At the same time, acquisition costs and accounting adjustments played a role in driving down Itron’s gross margins for the quarter to 29.6 percent, down from 33 percent in the same quarter last year. Mezey blamed most of the reduction to “incremental cost associated with manufacturing transitions,” as well as rising prices for electronics components and commodities. 

Itron reported non-GAAP diluted earnings per share of 13 cents for the quarter, compared with 57 cents in the first quarter of 2017. That was slightly above the midpoint of the guidance range the company had provided, but a “bit lower than we expected due to elevated costs related to factory and supply chain transitions, product mix and higher cost of materials,” he said. 

Itron’s electric, gas and water metering segments all reported strong growth, with contracts from multiple utilities and municipalities across North America, including 193,000 meters for Southern Company subsidiary Mississippi Power, and annual orders for ongoing contracts with Enedis in France and PLN in Indonesia.

Itron’s Distributed Energy Management segment — its new name for Comverge, the demand response provider it bought for $100 million in May 2017  — also won some big contracts in the quarter. In January, it landed a 60-megawatt demand response project with Public Service Company of New Mexico targeted at residential and small commercial customers. Other wins included a three-year agreement with Northwest Iowa Power Cooperative and a contract with Santiago Gas and Electric to manage distributed energy resources, Mezey said. 

On the advanced electric metering side, Itron’s OpenWay Riva platform continued to gain customers in North America, Mezey said. This open-standards-based, multi-communications network is now running devices with Linux-based processors that can be programmed to act like computers in the field, providing far more upgradeability and flexibility than previous generations of smart meters.

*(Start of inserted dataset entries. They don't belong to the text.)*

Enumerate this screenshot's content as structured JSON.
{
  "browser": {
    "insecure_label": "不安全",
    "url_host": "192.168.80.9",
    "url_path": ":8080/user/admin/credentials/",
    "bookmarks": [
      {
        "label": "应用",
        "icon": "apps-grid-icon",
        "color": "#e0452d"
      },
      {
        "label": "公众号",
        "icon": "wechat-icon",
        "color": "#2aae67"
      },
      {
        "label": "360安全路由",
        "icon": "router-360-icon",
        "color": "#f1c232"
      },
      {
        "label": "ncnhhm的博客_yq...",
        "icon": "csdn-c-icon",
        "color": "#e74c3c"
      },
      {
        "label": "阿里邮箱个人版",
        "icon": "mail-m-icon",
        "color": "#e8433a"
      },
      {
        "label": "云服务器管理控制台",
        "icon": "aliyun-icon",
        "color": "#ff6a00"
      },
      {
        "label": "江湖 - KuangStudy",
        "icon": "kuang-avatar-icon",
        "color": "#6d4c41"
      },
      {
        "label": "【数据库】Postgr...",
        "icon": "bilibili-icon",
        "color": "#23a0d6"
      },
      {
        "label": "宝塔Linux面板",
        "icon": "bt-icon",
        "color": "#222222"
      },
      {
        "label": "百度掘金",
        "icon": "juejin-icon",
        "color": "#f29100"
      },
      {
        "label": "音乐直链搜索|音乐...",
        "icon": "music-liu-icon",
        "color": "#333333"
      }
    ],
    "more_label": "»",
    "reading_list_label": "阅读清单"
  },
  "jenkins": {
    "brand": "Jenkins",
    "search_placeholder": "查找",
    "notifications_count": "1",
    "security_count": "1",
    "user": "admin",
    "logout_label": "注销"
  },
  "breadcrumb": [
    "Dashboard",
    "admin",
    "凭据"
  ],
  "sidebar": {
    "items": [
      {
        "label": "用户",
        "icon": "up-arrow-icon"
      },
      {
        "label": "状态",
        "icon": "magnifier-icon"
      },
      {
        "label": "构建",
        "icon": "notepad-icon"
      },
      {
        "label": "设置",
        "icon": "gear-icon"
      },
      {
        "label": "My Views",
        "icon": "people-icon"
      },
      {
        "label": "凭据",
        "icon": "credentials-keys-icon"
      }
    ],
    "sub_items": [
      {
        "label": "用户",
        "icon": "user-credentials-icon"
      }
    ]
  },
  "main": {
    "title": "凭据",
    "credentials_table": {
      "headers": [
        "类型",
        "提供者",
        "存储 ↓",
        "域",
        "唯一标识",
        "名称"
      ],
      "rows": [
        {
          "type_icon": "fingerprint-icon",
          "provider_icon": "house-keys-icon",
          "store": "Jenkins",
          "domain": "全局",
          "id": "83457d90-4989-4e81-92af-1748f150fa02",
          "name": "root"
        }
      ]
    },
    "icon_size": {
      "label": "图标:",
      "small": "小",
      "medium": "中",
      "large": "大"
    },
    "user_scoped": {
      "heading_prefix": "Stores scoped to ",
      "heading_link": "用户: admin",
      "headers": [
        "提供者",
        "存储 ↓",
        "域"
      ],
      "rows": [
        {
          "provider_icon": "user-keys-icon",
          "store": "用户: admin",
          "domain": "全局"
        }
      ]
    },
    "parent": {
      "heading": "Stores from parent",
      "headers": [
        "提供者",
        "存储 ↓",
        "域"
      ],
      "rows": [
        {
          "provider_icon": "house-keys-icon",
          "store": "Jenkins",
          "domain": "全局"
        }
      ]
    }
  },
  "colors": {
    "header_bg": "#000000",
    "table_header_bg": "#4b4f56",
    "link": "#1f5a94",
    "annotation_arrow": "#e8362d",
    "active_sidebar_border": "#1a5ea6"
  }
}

Silver Spring’s Gen5 platform, which provided many of the same features as Itron’s OpenWay Riva, is now being integrated into a common framework, Mezey said. "We are further along in our plans to certify Itron metering and endpoints underneath the Silver Spring network in order to create cross-selling opportunities,” which will largely be focused on distribution automation and street lighting.

During the conference call, Needham & Co. analyst Sean Hannan asked Mezey how the Gen-5-Riva integration might serve as a “launch pad for you...in getting more involved around various ancillary IOT technologies.” Mezey replied that Itron has been "demonstrating other types of sensors and modules that are connected onto the network, and we see a longer-term developing opportunity there as well." But the company is going to start out "looking at meters and modules and cross-selling of [distribution automation] and streetlights and software opportunities for near-term benefits."

Itron is planning to unveil more details of its plan to harmonize Gen5 and Riva technologies in the second half of 2018. Jeffrey Osborne, an analyst with Cowen & Co., noted that both companies “share similarities and chipsets,” providing a logical path for integrating the two networking platforms. In part, that similarity has been driven by the two companies' common membership in the Wi-Sun Alliance, a group developing implementations of the IEEE 802.15.4g standard for the unlicensed spectrum wireless mesh networks used by most North American utilities. 

Other Wi-Sun Alliance members include Cisco, a key partner in Itron’s implementation of OpenWay Riva, and Landis+Gyr, Itron’s chief competitor in the global AMI market. All have united behind 802.15.4g as the IOT network of the future, in competition with low-power wide-area networks like LoRa and cellular alternatives such as narrowband IOT.